These Vegan Burritos have it all: easy tempeh taco meat, smoky queso cheese sauce, and Chipotle copycat cauliflower rice!
There’s a bit of tension in our house, in that I ❤️ Mexican / Texmex food, but the tulip-man is just kind of *meh* about it. So in my quest to convert him, I’ve been bringing out the big guns. And the most recent tactic were these mega vegan burritos! They’re packed with so much flavor while being secretly healthy (and even more secretly vegan).
Here’s what’s in these vegan burritos
- Tempeh taco meat: Grated tempeh sautéed with a blend of taco spices has the perfect texture and flavor! Find the recipe here (we’ll use the full recipe for these burritos).
- Chipotle copycat cauliflower rice: It’s like the rice from Chipotle, herby and delicious (except it’s cauliflower)! Find the recipe here (again, use the whole recipe to fill these burritos).
- Best ever cashew queso: Cashews make the creamy base for this liquid gold of a sauce, along with nutritional yeast, jalapeno, and spices for flavor.

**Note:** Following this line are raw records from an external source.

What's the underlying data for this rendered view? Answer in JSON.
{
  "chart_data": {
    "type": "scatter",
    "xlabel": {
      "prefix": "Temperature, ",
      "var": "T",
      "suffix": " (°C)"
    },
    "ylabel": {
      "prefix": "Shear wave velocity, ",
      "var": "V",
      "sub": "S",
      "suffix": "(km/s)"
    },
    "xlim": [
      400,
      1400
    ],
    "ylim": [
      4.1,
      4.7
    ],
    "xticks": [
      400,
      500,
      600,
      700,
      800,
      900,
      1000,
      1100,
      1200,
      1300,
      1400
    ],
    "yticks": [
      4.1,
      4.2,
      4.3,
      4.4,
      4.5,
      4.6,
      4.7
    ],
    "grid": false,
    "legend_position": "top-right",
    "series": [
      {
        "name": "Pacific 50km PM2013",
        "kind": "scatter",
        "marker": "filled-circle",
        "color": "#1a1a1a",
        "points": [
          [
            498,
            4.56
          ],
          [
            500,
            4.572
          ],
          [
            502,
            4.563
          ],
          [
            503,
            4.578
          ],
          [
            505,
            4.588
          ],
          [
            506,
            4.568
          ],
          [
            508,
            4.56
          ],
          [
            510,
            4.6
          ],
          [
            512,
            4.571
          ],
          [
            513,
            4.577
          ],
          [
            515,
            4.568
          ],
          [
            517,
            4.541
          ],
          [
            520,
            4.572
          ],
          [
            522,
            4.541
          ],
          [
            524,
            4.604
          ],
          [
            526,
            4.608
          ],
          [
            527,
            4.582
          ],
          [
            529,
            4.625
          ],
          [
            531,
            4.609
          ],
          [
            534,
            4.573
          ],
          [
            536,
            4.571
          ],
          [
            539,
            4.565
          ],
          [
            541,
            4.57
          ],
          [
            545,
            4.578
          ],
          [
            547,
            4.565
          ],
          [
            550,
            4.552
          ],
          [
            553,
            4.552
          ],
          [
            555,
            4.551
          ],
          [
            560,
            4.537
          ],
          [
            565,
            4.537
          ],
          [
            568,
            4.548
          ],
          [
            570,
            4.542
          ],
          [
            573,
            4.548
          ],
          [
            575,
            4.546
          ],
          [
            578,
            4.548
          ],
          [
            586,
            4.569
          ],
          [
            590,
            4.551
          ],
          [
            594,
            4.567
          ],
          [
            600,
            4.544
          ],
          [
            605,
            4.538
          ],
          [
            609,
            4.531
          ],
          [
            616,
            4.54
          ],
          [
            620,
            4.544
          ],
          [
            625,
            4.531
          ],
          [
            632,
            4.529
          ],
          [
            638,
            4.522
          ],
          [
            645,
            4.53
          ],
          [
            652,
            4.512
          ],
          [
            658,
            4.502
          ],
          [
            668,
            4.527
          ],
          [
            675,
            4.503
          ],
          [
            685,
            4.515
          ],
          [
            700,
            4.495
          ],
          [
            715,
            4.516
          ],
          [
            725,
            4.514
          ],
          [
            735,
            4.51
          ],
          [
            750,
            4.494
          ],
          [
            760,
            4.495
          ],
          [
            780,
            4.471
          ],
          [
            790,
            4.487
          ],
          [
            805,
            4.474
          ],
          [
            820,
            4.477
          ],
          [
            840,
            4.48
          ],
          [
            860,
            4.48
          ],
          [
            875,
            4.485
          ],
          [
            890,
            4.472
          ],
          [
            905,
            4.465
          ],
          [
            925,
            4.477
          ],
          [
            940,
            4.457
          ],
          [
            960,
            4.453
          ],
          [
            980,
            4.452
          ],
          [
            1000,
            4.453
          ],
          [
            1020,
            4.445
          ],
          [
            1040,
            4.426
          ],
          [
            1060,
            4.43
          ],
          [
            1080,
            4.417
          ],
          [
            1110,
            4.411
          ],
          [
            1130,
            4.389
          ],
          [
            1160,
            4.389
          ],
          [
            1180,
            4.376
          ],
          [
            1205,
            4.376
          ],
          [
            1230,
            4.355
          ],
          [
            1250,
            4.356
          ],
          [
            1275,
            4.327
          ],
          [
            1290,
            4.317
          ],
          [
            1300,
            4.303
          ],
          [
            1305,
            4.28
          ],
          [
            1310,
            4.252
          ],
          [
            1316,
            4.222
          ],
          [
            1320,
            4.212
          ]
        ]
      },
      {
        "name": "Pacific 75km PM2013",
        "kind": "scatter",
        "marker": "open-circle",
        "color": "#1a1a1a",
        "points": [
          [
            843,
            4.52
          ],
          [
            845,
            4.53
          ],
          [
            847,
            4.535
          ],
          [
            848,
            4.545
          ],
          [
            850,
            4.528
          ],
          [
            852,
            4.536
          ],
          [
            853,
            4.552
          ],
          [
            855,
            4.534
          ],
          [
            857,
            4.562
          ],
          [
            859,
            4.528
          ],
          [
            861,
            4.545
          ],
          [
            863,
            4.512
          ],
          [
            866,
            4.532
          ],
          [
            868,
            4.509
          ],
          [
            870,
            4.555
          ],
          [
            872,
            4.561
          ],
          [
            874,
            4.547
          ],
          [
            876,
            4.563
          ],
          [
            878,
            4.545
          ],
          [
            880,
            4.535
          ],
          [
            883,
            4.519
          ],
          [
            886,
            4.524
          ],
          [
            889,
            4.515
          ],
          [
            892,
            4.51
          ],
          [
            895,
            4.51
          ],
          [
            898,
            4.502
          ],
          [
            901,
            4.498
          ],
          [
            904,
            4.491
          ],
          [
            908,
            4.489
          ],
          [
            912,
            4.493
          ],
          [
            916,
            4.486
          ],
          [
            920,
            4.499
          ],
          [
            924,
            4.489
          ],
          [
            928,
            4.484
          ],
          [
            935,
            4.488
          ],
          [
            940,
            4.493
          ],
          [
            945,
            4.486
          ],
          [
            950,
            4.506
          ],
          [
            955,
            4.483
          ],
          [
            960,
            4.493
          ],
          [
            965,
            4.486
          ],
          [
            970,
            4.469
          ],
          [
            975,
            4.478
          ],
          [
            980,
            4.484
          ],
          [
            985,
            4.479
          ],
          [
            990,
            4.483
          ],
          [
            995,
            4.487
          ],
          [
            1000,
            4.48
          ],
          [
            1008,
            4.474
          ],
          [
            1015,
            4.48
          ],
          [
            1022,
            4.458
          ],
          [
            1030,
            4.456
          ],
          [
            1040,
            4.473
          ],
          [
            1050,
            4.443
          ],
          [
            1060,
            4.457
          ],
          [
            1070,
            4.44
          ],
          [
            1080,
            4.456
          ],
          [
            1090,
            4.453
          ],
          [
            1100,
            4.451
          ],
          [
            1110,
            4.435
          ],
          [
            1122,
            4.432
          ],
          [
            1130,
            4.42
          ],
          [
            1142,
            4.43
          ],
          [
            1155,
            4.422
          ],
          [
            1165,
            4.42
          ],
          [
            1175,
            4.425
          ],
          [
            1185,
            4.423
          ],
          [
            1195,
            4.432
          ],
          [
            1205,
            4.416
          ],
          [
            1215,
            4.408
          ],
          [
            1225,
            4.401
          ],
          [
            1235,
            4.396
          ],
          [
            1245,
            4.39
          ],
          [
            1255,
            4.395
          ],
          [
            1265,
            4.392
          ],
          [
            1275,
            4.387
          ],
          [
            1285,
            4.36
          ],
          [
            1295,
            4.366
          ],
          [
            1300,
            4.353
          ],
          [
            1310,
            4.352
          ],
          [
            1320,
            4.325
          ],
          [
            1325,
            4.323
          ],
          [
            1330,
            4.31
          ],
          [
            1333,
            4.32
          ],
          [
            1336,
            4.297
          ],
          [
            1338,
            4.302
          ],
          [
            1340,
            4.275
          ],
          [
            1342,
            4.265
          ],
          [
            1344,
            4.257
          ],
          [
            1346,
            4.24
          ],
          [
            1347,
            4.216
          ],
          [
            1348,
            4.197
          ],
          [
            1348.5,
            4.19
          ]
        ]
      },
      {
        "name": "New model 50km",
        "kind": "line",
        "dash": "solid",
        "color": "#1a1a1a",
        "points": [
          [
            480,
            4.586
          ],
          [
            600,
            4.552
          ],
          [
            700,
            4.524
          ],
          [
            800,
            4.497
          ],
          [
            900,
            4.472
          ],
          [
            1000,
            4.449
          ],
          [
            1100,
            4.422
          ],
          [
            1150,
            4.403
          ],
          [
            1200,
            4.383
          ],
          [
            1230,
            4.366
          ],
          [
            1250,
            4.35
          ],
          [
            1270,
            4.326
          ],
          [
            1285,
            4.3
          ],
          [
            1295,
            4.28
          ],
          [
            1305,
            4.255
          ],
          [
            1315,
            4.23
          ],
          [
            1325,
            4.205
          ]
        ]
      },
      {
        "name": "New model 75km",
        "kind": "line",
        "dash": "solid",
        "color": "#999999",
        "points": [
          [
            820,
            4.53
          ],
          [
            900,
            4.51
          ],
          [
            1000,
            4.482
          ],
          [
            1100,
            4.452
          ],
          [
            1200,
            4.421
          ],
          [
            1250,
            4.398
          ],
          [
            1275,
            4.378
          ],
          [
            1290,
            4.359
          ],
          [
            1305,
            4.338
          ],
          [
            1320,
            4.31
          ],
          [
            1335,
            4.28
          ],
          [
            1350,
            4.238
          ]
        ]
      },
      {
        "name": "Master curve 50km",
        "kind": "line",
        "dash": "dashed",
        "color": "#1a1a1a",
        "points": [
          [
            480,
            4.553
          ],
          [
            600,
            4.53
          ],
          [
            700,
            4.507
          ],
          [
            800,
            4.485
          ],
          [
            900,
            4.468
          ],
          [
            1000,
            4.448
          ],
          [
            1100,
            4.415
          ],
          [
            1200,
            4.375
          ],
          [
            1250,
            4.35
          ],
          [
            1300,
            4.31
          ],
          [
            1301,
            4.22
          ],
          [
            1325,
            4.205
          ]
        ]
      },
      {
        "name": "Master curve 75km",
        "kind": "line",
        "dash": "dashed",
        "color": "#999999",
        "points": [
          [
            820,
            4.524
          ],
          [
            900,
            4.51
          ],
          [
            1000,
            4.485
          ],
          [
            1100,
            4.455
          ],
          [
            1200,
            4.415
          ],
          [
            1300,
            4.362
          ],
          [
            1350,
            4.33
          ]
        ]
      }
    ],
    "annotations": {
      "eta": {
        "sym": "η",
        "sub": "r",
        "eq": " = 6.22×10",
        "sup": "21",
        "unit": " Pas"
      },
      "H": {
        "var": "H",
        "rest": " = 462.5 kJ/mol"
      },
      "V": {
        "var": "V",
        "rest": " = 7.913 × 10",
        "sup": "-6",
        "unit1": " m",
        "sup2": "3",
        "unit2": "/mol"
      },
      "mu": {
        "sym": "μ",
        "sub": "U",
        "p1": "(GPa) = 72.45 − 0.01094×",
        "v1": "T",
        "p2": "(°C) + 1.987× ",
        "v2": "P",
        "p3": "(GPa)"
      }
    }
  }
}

- The usual suspects: And of course, your favorite burrito fillings…avocado, bell pepper, chopped romaine lettuce, whatever suits your fancy!
- 1 cup cashews soaked, 150 g
- 1 jalapeno
- 1 carrot
- 1/4 cup nutritional yeast
- 1 cup water 240 mL
- 1/4 tsp each chili powder, cumin, smoked paprika, salt
- Queso: Soak cashews in water overnight (or in very hot water for 1 hour). Add carrot and a few tablespoons of water to a microwave-safe dish. Cover and microwave until fork tender, about 4 minutes. Drain water. Blend all queso ingredients in a blender until smooth.
- Taco Meat: Make Tempeh Taco Meat – recipe here (15 minutes).
- Rice: Make cauliflower rice – recipe here (15 minutes).
- Assemble: Stuff tortillas with queso, taco meat, rice, and veggies. Roll and serve!